Several approaches can be used for a MIP hysterectomy:
- Vaginal Hysterectomy: The surgeon cuts the vagina and removes the uterus through this incision. The incision is closed without leaving a visible scar.
- Laparoscopic Hysterectomy:This surgery is performed using a laparoscope, which is a tube with a lighted camera, and surgical tools which are inserted through several small cuts made in the abdomen. In the case of a single site laparoscopic procedure, a small cut is made in the belly button. The surgeon performs the hysterectomy from outside the body and views the operation on a video screen.
- Laparoscopic-Assisted Vaginal Hysterectomy:The surgeon uses laparoscopic tools in the abdomen to help remove the uterus through an incision in the vagina.

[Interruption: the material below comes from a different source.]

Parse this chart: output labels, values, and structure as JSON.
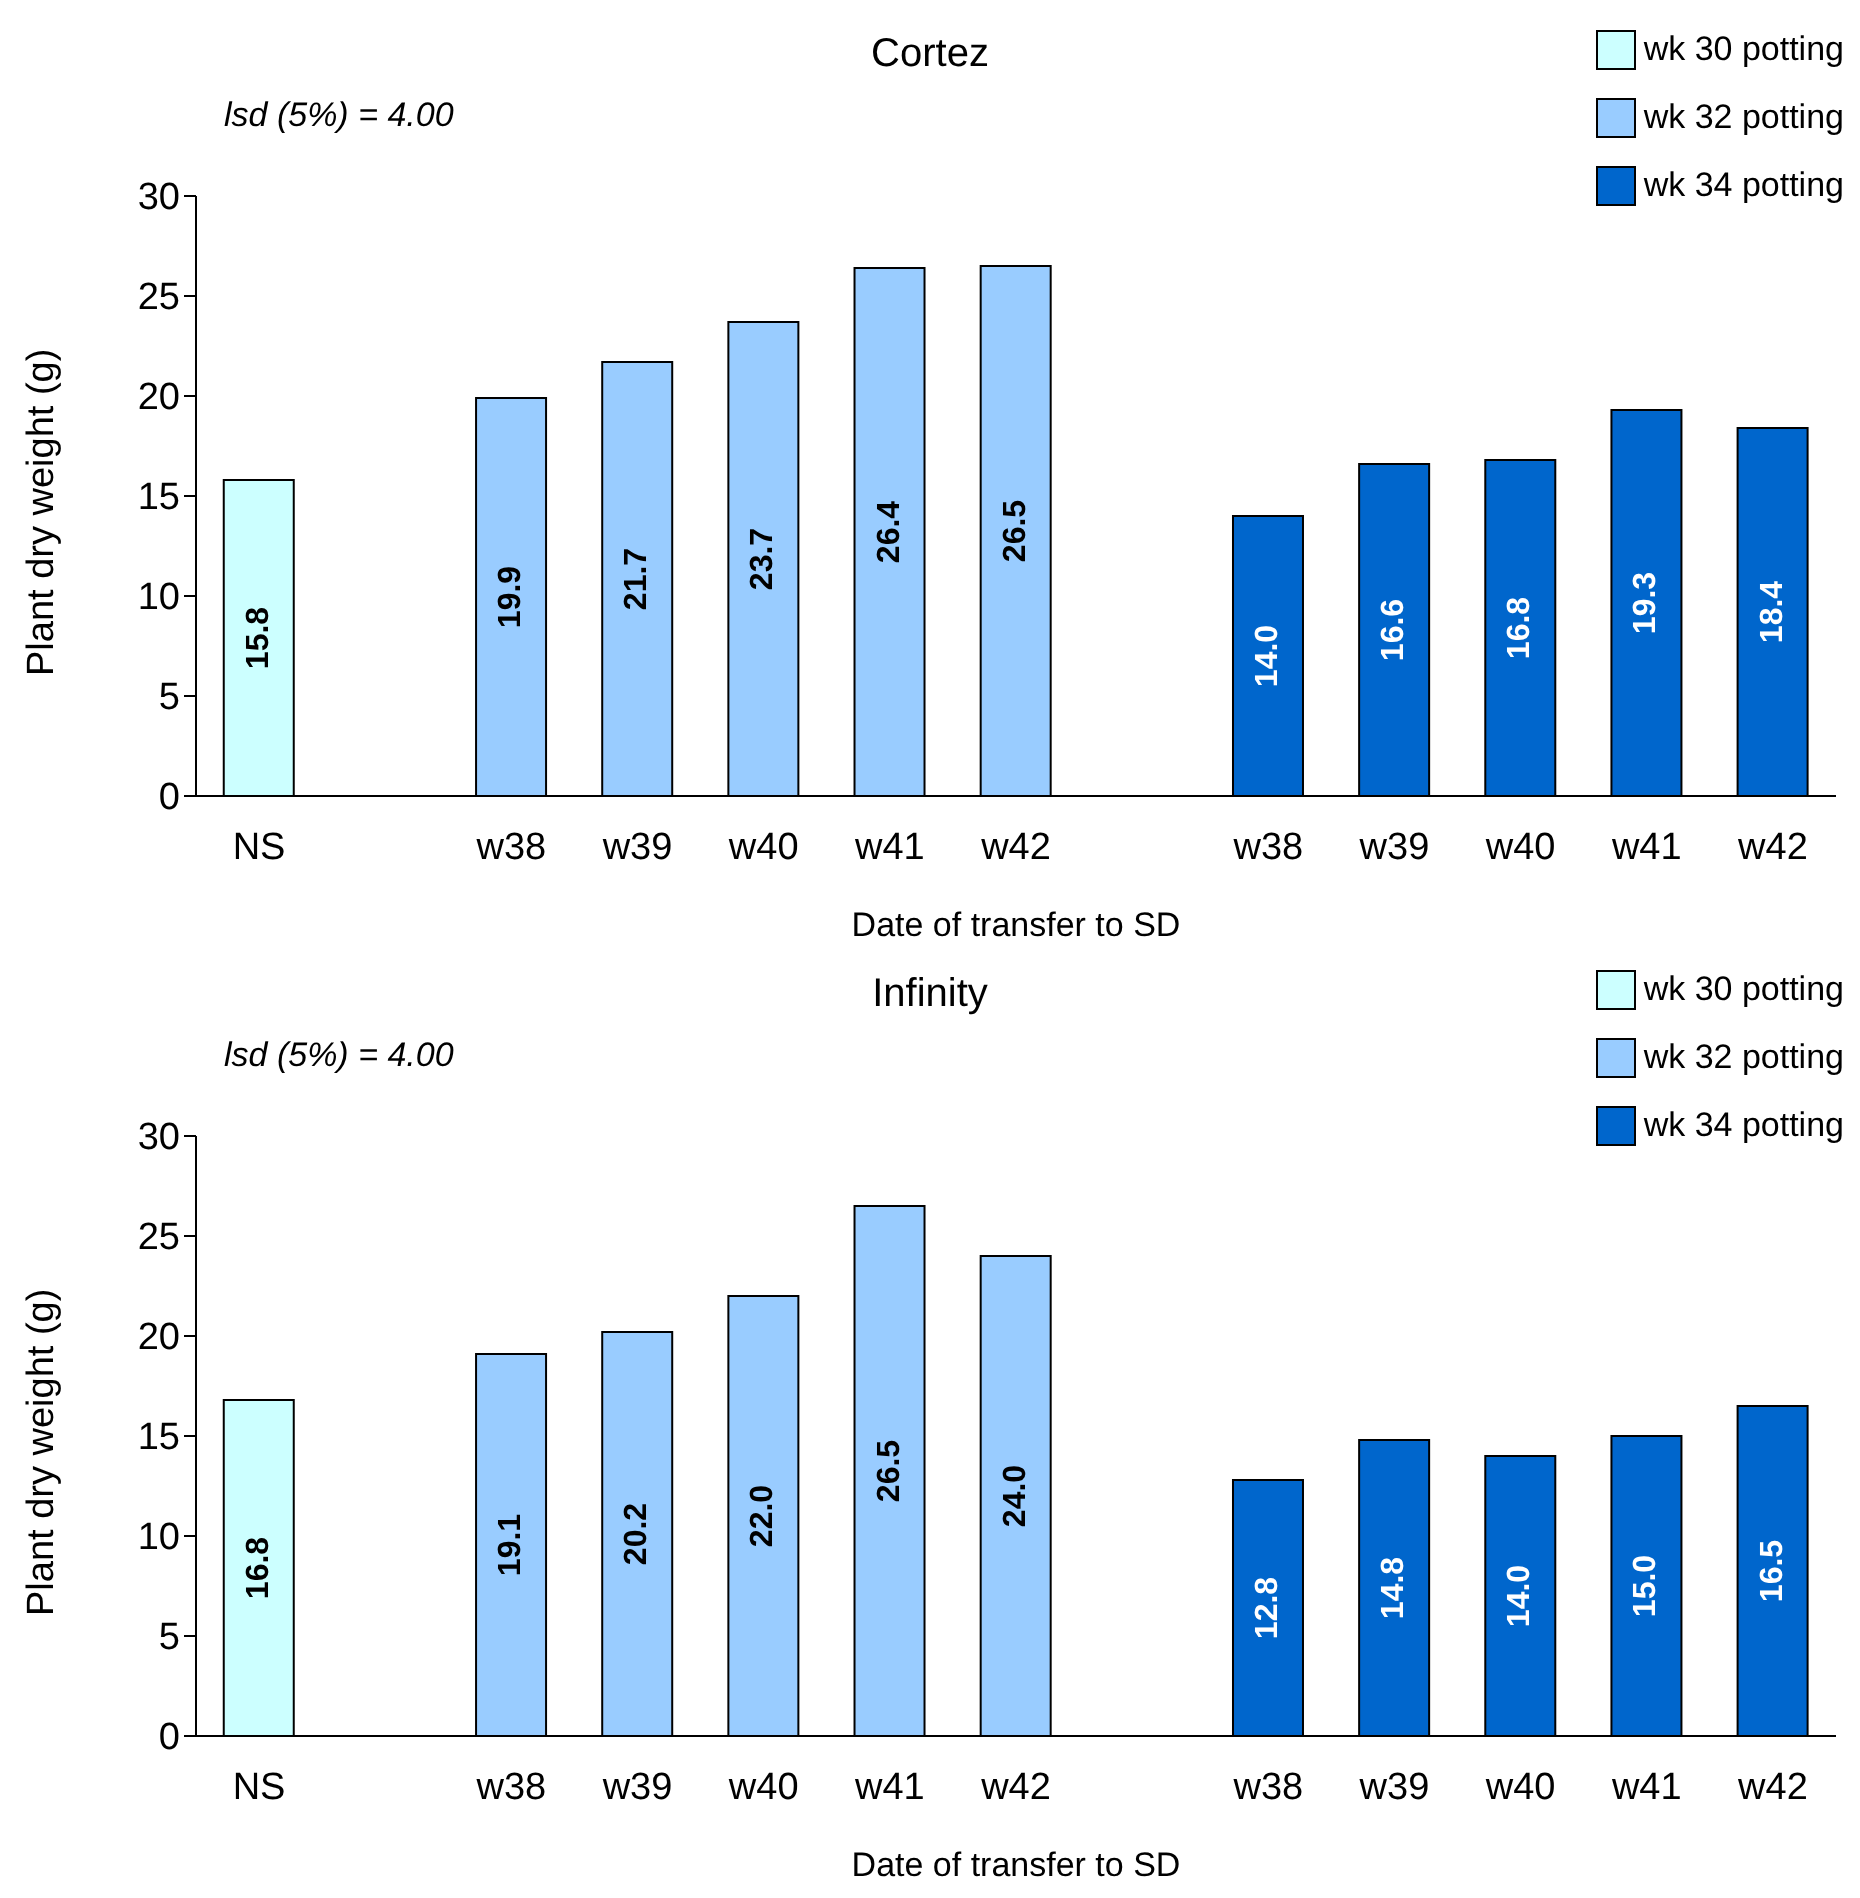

- Robot-Assisted Laparoscopic Hysterectomy:This procedure is similar to a laparoscopic hysterectomy, but the surgeon controls a sophisticated robotic system of surgical tools from outside the body. The surgeon will use normal wrist motions when viewing the hysterectomy on a three-dimensional screen. Thanks to these advanced technologies!

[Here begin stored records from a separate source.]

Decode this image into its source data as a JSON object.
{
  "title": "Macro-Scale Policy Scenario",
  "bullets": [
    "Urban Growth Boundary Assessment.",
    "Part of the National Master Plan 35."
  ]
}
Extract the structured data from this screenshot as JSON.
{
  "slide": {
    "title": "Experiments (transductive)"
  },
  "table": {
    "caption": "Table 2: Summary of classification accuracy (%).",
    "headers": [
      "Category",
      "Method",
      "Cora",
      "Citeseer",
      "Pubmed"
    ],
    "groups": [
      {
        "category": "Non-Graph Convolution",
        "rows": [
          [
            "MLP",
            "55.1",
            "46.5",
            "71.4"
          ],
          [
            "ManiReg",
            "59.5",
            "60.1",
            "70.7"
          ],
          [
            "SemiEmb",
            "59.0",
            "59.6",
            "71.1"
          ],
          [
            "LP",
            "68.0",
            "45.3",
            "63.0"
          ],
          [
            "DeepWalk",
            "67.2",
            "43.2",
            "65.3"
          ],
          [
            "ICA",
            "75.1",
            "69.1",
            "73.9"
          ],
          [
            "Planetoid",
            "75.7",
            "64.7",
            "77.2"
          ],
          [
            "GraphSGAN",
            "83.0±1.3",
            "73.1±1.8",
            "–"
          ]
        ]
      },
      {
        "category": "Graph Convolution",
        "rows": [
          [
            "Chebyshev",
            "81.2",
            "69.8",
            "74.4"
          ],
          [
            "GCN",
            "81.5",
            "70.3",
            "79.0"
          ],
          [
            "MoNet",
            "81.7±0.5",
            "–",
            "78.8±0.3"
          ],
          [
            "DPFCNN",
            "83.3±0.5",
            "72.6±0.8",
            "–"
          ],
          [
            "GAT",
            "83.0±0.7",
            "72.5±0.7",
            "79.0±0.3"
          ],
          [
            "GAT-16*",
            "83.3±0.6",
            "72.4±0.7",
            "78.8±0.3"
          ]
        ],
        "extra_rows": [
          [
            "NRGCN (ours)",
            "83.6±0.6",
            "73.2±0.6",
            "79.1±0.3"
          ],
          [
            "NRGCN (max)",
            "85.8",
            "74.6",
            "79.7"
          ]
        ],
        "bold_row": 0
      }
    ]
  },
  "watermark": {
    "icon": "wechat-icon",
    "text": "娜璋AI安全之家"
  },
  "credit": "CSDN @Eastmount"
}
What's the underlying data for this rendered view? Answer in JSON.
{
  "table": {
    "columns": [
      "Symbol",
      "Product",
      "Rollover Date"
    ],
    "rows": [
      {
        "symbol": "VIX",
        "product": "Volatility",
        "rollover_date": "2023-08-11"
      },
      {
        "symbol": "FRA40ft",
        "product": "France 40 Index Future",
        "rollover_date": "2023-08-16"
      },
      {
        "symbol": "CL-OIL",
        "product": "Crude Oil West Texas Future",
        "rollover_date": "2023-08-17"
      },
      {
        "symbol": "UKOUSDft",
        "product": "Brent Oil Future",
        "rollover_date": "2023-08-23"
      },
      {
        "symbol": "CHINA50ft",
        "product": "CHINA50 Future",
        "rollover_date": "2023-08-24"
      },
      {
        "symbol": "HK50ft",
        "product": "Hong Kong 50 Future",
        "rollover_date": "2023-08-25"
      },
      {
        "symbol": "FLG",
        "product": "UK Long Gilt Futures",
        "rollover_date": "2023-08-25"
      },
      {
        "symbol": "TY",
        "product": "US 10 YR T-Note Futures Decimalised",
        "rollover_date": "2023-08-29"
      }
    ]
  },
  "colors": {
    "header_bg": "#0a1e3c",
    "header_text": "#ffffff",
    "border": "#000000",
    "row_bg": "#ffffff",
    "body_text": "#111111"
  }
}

What to Expect After a Hysterectomy?
After a hysterectomy, if your ovaries were also removed, you will be in menopause. If your ovaries were not removed, you may enter menopause at a younger age than you would otherwise. Most people are told to abstain from sex and avoid heavy lifting for six weeks after a hysterectomy. Most people who underwent the procedure say that the operation has improved or cured their primary problem (for example, pain or heavy periods).
Risks of a Hysterectomy
A hysterectomy is considered a fairly safe procedure. However, as with all major surgeries, there are some associated risks. An allergic reaction to anesthesia is possible in certain people. There is also a risk of heavy bleeding and infection around the incision site. Other risks include injury to surrounding tissues or organs, including:
- Severe blood loss
- Damage to the bladder, urethra, blood vessels, and nerves in the underlying tissues.
- Blood clots
- Side effects of anesthesia
- Intestinal blockage
Bleeding, discharge, and constipation are some of the short-term hysterectomy side effects. A person may also temporarily experience menopausal-like symptoms such as hot flashes. These will resolve as the person recovers. In the long term, a person may feel a sense of loss or sadness, or possibly relief after the procedure. People who have also had their ovaries removed will experience menopause and can benefit from HRT. Hysterectomies have some risks and it also means that a woman might not be able to conceive. Before having surgery, the patient should discuss all the doubts and choices in hand with their doctor.